Tagli ai vitalizi dei condannati: rinviare per dire no
Nuovo rinvio del Governo sul taglio dei vitalizi ai condannati. Un odi et amo, l’ambivalenza sul tema del Partito democratico procrastina la riunione degli uffici di presidenza di Camera e Senato convocata il 15 aprile ma scemata in un nulla di fatto.
E’ la macroarea dei diritti acquisiti a farla da padrona e spingere in tempi di crisi verso un ridimensionamento dei privilegi, soprattutto se a quei privilegi non v’è la virtù che consiglia. L’indignazione dell’opinione pubblica non basta però a scrollare gli animi delle maggioranze che sul tema affermano avere molte perplessità. La situazione per i Democratici è spinosa, crescono i malcontenti nel partito e anche il numero dei condannati così la vecchia guardia legata alla Dc fa sapere di non gradire granché il provvedimento. C’è chi parla di un “vespaio senza fine”, chi teme la gogna pubblica: “la politica finirebbe sul banco degli imputati” e chi di converso si schiera a fianco del Presidente del Senato, Piero Grasso che del taglio ai vitalizi ne ha fatto una vera crociata: “Via subito e per sempre i vitalizi ai politici condannati per mafia e corruzione” aveva detto all’inaugurazione dell’aeroporto di Comiso. Certo è che i fatti di cronaca non aiutino ma se il prezzo dei vitalizi pesa relativamente sul bilancio, più incisivo è sui sondaggi . C’è chi questo ragionamento lo ha fatto, valutando come un atteggiamento schivo sulla questione comporti un vero e proprio assit alle opposizioni spesso compatte a riguardo. Dal Movimento 5 stelle a Fratelli d’Italia coi vitalizi si fa cassa in tempi di spending rewiew ma soprattutto in campagna elettorale, battaglia che il PD non vuole certo lasciare in mano nemica. Ci sono poi i dubbi di costituzionalità del disegno di legge, alcuni battagliano l’inattuabilità del provvedimento trattandosi di parlamentari, tesi alquanto dubbia ma che ha trovato appiglio in qualche costituzionalista. Semplificando le ragioni esibite: tagliare i vitalizi ai condannati cozzerebbe con il prestigio di una carica, quella del parlamentare, che gode di particolari protezioni in Costituzione. Opinione alquanto discutibile soprattutto se si valuta il quadro completo laddove a condanna corrisponde perdita della carica, addirittura con la Severino futura ineleggibilità del soggetto che però, visto l’egregio servizio reso alla Nazione che gli è valso pure una condanna avrebbe diritto saeculorum a farsi mantenere dallo Stato. A quattr’occhi sembrerebbe più incostituzionale la tesi di incostituzionalità che il provvedimento stesso.

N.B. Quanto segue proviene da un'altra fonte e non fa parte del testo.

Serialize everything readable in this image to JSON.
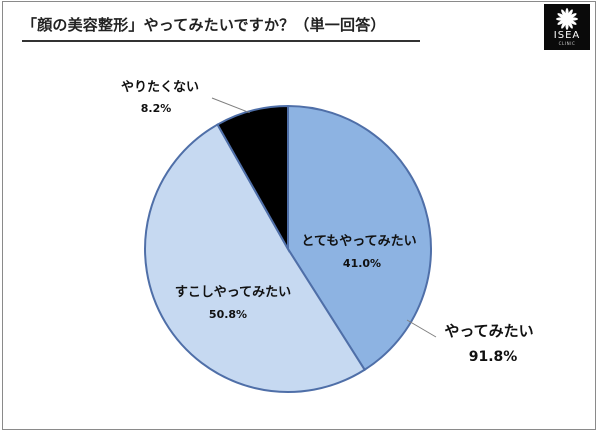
{
  "title": "「顔の美容整形」やってみたいですか？（単一回答）",
  "logo": {
    "text": "ISEA",
    "subtext": "CLINIC",
    "icon": "flower-icon"
  },
  "chart_data": {
    "type": "pie",
    "title": "「顔の美容整形」やってみたいですか？（単一回答）",
    "slices": [
      {
        "label": "とてもやってみたい",
        "value": 41.0,
        "value_label": "41.0%",
        "color": "#8db3e2"
      },
      {
        "label": "すこしやってみたい",
        "value": 50.8,
        "value_label": "50.8%",
        "color": "#c6d9f1"
      },
      {
        "label": "やりたくない",
        "value": 8.2,
        "value_label": "8.2%",
        "color": "#000000"
      }
    ],
    "group_annotation": {
      "label": "やってみたい",
      "value": 91.8,
      "value_label": "91.8%"
    },
    "start_angle": "12 o'clock",
    "direction": "clockwise",
    "slice_border_color": "#4f6fa8"
  }
}
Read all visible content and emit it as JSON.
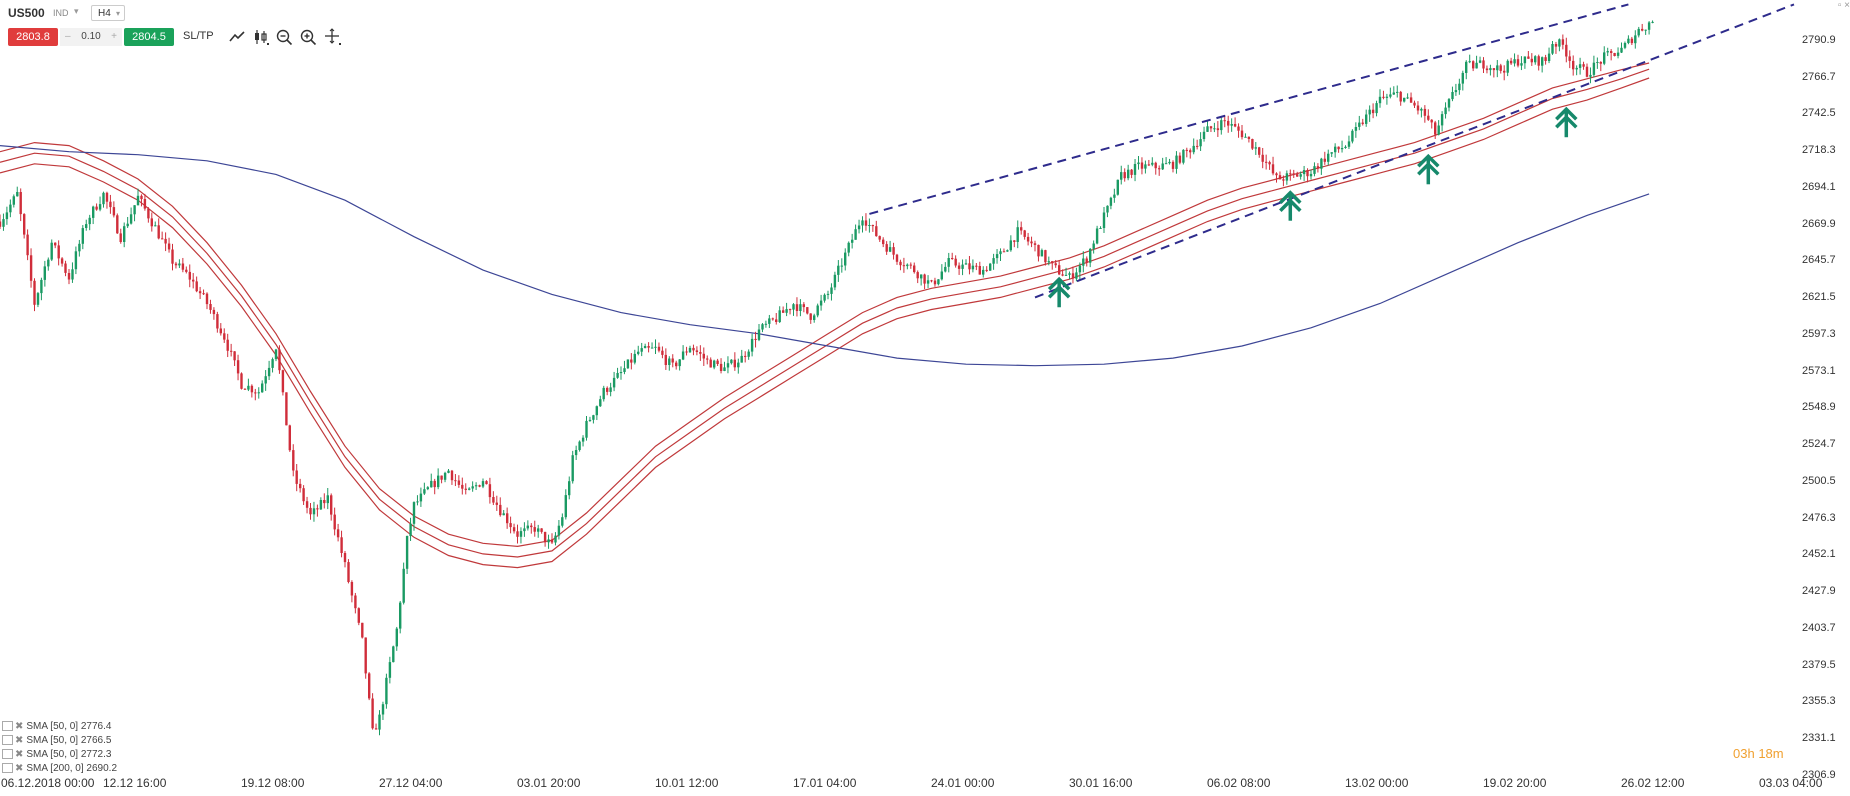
{
  "toolbar": {
    "symbol": "US500",
    "symbol_type": "IND",
    "timeframe": "H4",
    "sell_price": "2803.8",
    "quantity": "0.10",
    "buy_price": "2804.5",
    "sltp_label": "SL/TP",
    "icons": [
      "line-chart-icon",
      "candle-type-icon",
      "zoom-out-icon",
      "zoom-in-icon",
      "crosshair-icon"
    ]
  },
  "colors": {
    "bull": "#1a9a63",
    "bear": "#d02d3a",
    "sma_red": "#c0393b",
    "sma200": "#3d4696",
    "trendline": "#2e2b8c",
    "arrow": "#16896b",
    "sell_bg": "#e03c3c",
    "buy_bg": "#1aa25a",
    "timer": "#f0a030"
  },
  "legend": [
    {
      "text": "SMA [50, 0] 2776.4"
    },
    {
      "text": "SMA [50, 0] 2766.5"
    },
    {
      "text": "SMA [50, 0] 2772.3"
    },
    {
      "text": "SMA [200, 0] 2690.2"
    }
  ],
  "timer": {
    "h": "03h",
    "m": "18m"
  },
  "chart_data": {
    "type": "candlestick",
    "symbol": "US500",
    "timeframe": "H4",
    "ylim": [
      2306.9,
      2815
    ],
    "y_ticks": [
      "2790.9",
      "2766.7",
      "2742.5",
      "2718.3",
      "2694.1",
      "2669.9",
      "2645.7",
      "2621.5",
      "2597.3",
      "2573.1",
      "2548.9",
      "2524.7",
      "2500.5",
      "2476.3",
      "2452.1",
      "2427.9",
      "2403.7",
      "2379.5",
      "2355.3",
      "2331.1",
      "2306.9"
    ],
    "x_ticks": [
      "06.12.2018 00:00",
      "12.12 16:00",
      "19.12 08:00",
      "27.12 04:00",
      "03.01 20:00",
      "10.01 12:00",
      "17.01 04:00",
      "24.01 00:00",
      "30.01 16:00",
      "06.02 08:00",
      "13.02 00:00",
      "19.02 20:00",
      "26.02 12:00",
      "03.03 04:00"
    ],
    "x_tick_index": [
      0,
      40,
      80,
      120,
      160,
      200,
      240,
      280,
      320,
      360,
      400,
      440,
      480,
      520
    ],
    "price_path": [
      [
        0,
        2672
      ],
      [
        5,
        2690
      ],
      [
        10,
        2618
      ],
      [
        15,
        2658
      ],
      [
        20,
        2635
      ],
      [
        25,
        2672
      ],
      [
        30,
        2690
      ],
      [
        35,
        2662
      ],
      [
        40,
        2688
      ],
      [
        45,
        2668
      ],
      [
        50,
        2646
      ],
      [
        55,
        2635
      ],
      [
        60,
        2618
      ],
      [
        65,
        2596
      ],
      [
        70,
        2565
      ],
      [
        75,
        2560
      ],
      [
        80,
        2590
      ],
      [
        85,
        2505
      ],
      [
        90,
        2478
      ],
      [
        95,
        2490
      ],
      [
        100,
        2445
      ],
      [
        105,
        2395
      ],
      [
        108,
        2335
      ],
      [
        110,
        2345
      ],
      [
        115,
        2403
      ],
      [
        118,
        2462
      ],
      [
        120,
        2485
      ],
      [
        125,
        2498
      ],
      [
        130,
        2508
      ],
      [
        135,
        2492
      ],
      [
        140,
        2502
      ],
      [
        145,
        2482
      ],
      [
        150,
        2466
      ],
      [
        155,
        2470
      ],
      [
        160,
        2458
      ],
      [
        163,
        2478
      ],
      [
        166,
        2515
      ],
      [
        170,
        2538
      ],
      [
        175,
        2560
      ],
      [
        180,
        2572
      ],
      [
        185,
        2586
      ],
      [
        190,
        2588
      ],
      [
        195,
        2576
      ],
      [
        200,
        2590
      ],
      [
        205,
        2580
      ],
      [
        210,
        2575
      ],
      [
        215,
        2582
      ],
      [
        220,
        2600
      ],
      [
        225,
        2608
      ],
      [
        230,
        2618
      ],
      [
        235,
        2610
      ],
      [
        240,
        2624
      ],
      [
        245,
        2650
      ],
      [
        250,
        2676
      ],
      [
        253,
        2666
      ],
      [
        256,
        2658
      ],
      [
        260,
        2648
      ],
      [
        265,
        2640
      ],
      [
        270,
        2630
      ],
      [
        275,
        2645
      ],
      [
        280,
        2642
      ],
      [
        285,
        2640
      ],
      [
        290,
        2650
      ],
      [
        295,
        2665
      ],
      [
        300,
        2655
      ],
      [
        305,
        2642
      ],
      [
        310,
        2635
      ],
      [
        315,
        2648
      ],
      [
        318,
        2665
      ],
      [
        322,
        2685
      ],
      [
        325,
        2702
      ],
      [
        330,
        2708
      ],
      [
        335,
        2708
      ],
      [
        340,
        2710
      ],
      [
        345,
        2720
      ],
      [
        350,
        2732
      ],
      [
        355,
        2738
      ],
      [
        360,
        2730
      ],
      [
        365,
        2718
      ],
      [
        370,
        2700
      ],
      [
        375,
        2702
      ],
      [
        380,
        2705
      ],
      [
        385,
        2716
      ],
      [
        390,
        2722
      ],
      [
        395,
        2738
      ],
      [
        400,
        2752
      ],
      [
        405,
        2756
      ],
      [
        410,
        2748
      ],
      [
        413,
        2742
      ],
      [
        416,
        2730
      ],
      [
        420,
        2750
      ],
      [
        425,
        2774
      ],
      [
        430,
        2776
      ],
      [
        435,
        2772
      ],
      [
        440,
        2778
      ],
      [
        445,
        2778
      ],
      [
        448,
        2778
      ],
      [
        450,
        2790
      ],
      [
        453,
        2788
      ],
      [
        456,
        2775
      ],
      [
        460,
        2770
      ],
      [
        465,
        2780
      ],
      [
        470,
        2785
      ],
      [
        475,
        2798
      ],
      [
        479,
        2804
      ]
    ],
    "moving_averages": [
      {
        "label": "SMA [50, 0] 2776.4",
        "color": "#c0393b",
        "points": [
          [
            0,
            2718
          ],
          [
            10,
            2724
          ],
          [
            20,
            2722
          ],
          [
            30,
            2712
          ],
          [
            40,
            2700
          ],
          [
            50,
            2682
          ],
          [
            60,
            2658
          ],
          [
            70,
            2630
          ],
          [
            80,
            2598
          ],
          [
            90,
            2560
          ],
          [
            100,
            2524
          ],
          [
            110,
            2496
          ],
          [
            120,
            2478
          ],
          [
            130,
            2466
          ],
          [
            140,
            2460
          ],
          [
            150,
            2458
          ],
          [
            160,
            2462
          ],
          [
            170,
            2480
          ],
          [
            180,
            2502
          ],
          [
            190,
            2524
          ],
          [
            200,
            2540
          ],
          [
            210,
            2556
          ],
          [
            220,
            2570
          ],
          [
            230,
            2584
          ],
          [
            240,
            2598
          ],
          [
            250,
            2612
          ],
          [
            260,
            2622
          ],
          [
            270,
            2628
          ],
          [
            280,
            2632
          ],
          [
            290,
            2636
          ],
          [
            300,
            2642
          ],
          [
            310,
            2648
          ],
          [
            320,
            2656
          ],
          [
            330,
            2666
          ],
          [
            340,
            2676
          ],
          [
            350,
            2686
          ],
          [
            360,
            2694
          ],
          [
            370,
            2700
          ],
          [
            380,
            2706
          ],
          [
            390,
            2712
          ],
          [
            400,
            2718
          ],
          [
            410,
            2724
          ],
          [
            420,
            2732
          ],
          [
            430,
            2740
          ],
          [
            440,
            2750
          ],
          [
            450,
            2760
          ],
          [
            460,
            2766
          ],
          [
            470,
            2772
          ],
          [
            478,
            2776.4
          ]
        ]
      },
      {
        "label": "SMA [50, 0] 2766.5",
        "color": "#c0393b",
        "points": [
          [
            0,
            2704
          ],
          [
            10,
            2710
          ],
          [
            20,
            2708
          ],
          [
            30,
            2698
          ],
          [
            40,
            2686
          ],
          [
            50,
            2668
          ],
          [
            60,
            2644
          ],
          [
            70,
            2616
          ],
          [
            80,
            2584
          ],
          [
            90,
            2546
          ],
          [
            100,
            2510
          ],
          [
            110,
            2482
          ],
          [
            120,
            2464
          ],
          [
            130,
            2452
          ],
          [
            140,
            2446
          ],
          [
            150,
            2444
          ],
          [
            160,
            2448
          ],
          [
            170,
            2466
          ],
          [
            180,
            2488
          ],
          [
            190,
            2510
          ],
          [
            200,
            2526
          ],
          [
            210,
            2542
          ],
          [
            220,
            2556
          ],
          [
            230,
            2570
          ],
          [
            240,
            2584
          ],
          [
            250,
            2598
          ],
          [
            260,
            2608
          ],
          [
            270,
            2614
          ],
          [
            280,
            2618
          ],
          [
            290,
            2622
          ],
          [
            300,
            2628
          ],
          [
            310,
            2634
          ],
          [
            320,
            2642
          ],
          [
            330,
            2652
          ],
          [
            340,
            2662
          ],
          [
            350,
            2672
          ],
          [
            360,
            2680
          ],
          [
            370,
            2686
          ],
          [
            380,
            2692
          ],
          [
            390,
            2698
          ],
          [
            400,
            2704
          ],
          [
            410,
            2710
          ],
          [
            420,
            2718
          ],
          [
            430,
            2726
          ],
          [
            440,
            2736
          ],
          [
            450,
            2746
          ],
          [
            460,
            2752
          ],
          [
            470,
            2760
          ],
          [
            478,
            2766.5
          ]
        ]
      },
      {
        "label": "SMA [50, 0] 2772.3",
        "color": "#c0393b",
        "points": [
          [
            0,
            2711
          ],
          [
            10,
            2717
          ],
          [
            20,
            2715
          ],
          [
            30,
            2705
          ],
          [
            40,
            2693
          ],
          [
            50,
            2675
          ],
          [
            60,
            2651
          ],
          [
            70,
            2623
          ],
          [
            80,
            2591
          ],
          [
            90,
            2553
          ],
          [
            100,
            2517
          ],
          [
            110,
            2489
          ],
          [
            120,
            2471
          ],
          [
            130,
            2459
          ],
          [
            140,
            2453
          ],
          [
            150,
            2451
          ],
          [
            160,
            2455
          ],
          [
            170,
            2473
          ],
          [
            180,
            2495
          ],
          [
            190,
            2517
          ],
          [
            200,
            2533
          ],
          [
            210,
            2549
          ],
          [
            220,
            2563
          ],
          [
            230,
            2577
          ],
          [
            240,
            2591
          ],
          [
            250,
            2605
          ],
          [
            260,
            2615
          ],
          [
            270,
            2621
          ],
          [
            280,
            2625
          ],
          [
            290,
            2629
          ],
          [
            300,
            2635
          ],
          [
            310,
            2641
          ],
          [
            320,
            2649
          ],
          [
            330,
            2659
          ],
          [
            340,
            2669
          ],
          [
            350,
            2679
          ],
          [
            360,
            2687
          ],
          [
            370,
            2693
          ],
          [
            380,
            2699
          ],
          [
            390,
            2705
          ],
          [
            400,
            2711
          ],
          [
            410,
            2717
          ],
          [
            420,
            2725
          ],
          [
            430,
            2733
          ],
          [
            440,
            2743
          ],
          [
            450,
            2753
          ],
          [
            460,
            2759
          ],
          [
            470,
            2766
          ],
          [
            478,
            2772.3
          ]
        ]
      },
      {
        "label": "SMA [200, 0] 2690.2",
        "color": "#3d4696",
        "points": [
          [
            0,
            2722
          ],
          [
            20,
            2718
          ],
          [
            40,
            2716
          ],
          [
            60,
            2712
          ],
          [
            80,
            2703
          ],
          [
            100,
            2686
          ],
          [
            120,
            2662
          ],
          [
            140,
            2640
          ],
          [
            160,
            2624
          ],
          [
            180,
            2612
          ],
          [
            200,
            2604
          ],
          [
            220,
            2598
          ],
          [
            240,
            2590
          ],
          [
            260,
            2582
          ],
          [
            280,
            2578
          ],
          [
            300,
            2577
          ],
          [
            320,
            2578
          ],
          [
            340,
            2582
          ],
          [
            360,
            2590
          ],
          [
            380,
            2602
          ],
          [
            400,
            2618
          ],
          [
            420,
            2638
          ],
          [
            440,
            2658
          ],
          [
            460,
            2676
          ],
          [
            478,
            2690.2
          ]
        ]
      }
    ],
    "trendlines": [
      {
        "name": "upper",
        "points": [
          [
            252,
            2677
          ],
          [
            472,
            2815
          ]
        ]
      },
      {
        "name": "lower",
        "points": [
          [
            300,
            2622
          ],
          [
            520,
            2815
          ]
        ]
      }
    ],
    "arrows": [
      {
        "x": 307,
        "price": 2630
      },
      {
        "x": 374,
        "price": 2687
      },
      {
        "x": 414,
        "price": 2711
      },
      {
        "x": 454,
        "price": 2742
      }
    ],
    "x_max_index": 533,
    "grid": false,
    "legend": "bottom-left"
  }
}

Calma e sangue freddo, in definitiva, il Governo prende tempo e con esso gli stessi partiti che non hanno ancora redatto possibili liste dei soggetti coinvolte. Ad rei perpetuam memoriam vi sono solo le inchieste giornalistiche che portano agli onori della cronaca nomi di spicco quali Marcello Dell’utri (concorso esterno in associazione mafiosa), Cirino Pomicino (finanziamento illecito e corruzione), Totò Cuffaro (favoreggiamento aggravato e rivelazione di segreto istruttorio). Un ricco menù di reati e condannati spesati che stona coi sacrifici e gli sforzi di cittadini inermi. A farla da padrona resta così la sensazione di una confusione, di un indeterminatezza creata ad hoc attorno ad provvedimento inviso al ceto politico. Così, se venti giorni fa si annunciava: “Il destino della proposta sembra segnato”, oggi il cammino della proposta si fa sempre più tortuoso e meno scontanto. Insomma, un lieto fine destinato a non arrivare mai che cerca nei cavilli il pretesto di una classe politica irrimediabilmente scevra da conseguenze che vadano oltre il chiacchiericcio mediatico. L’abile arte del far “spallucce” convincerà poi i più che “meglio non si poteva fare” e “non c’erano i presupposti affinché che” d’altronde sempre, inequivocabilmente e costantemente “i problemi del Paese sono altri”!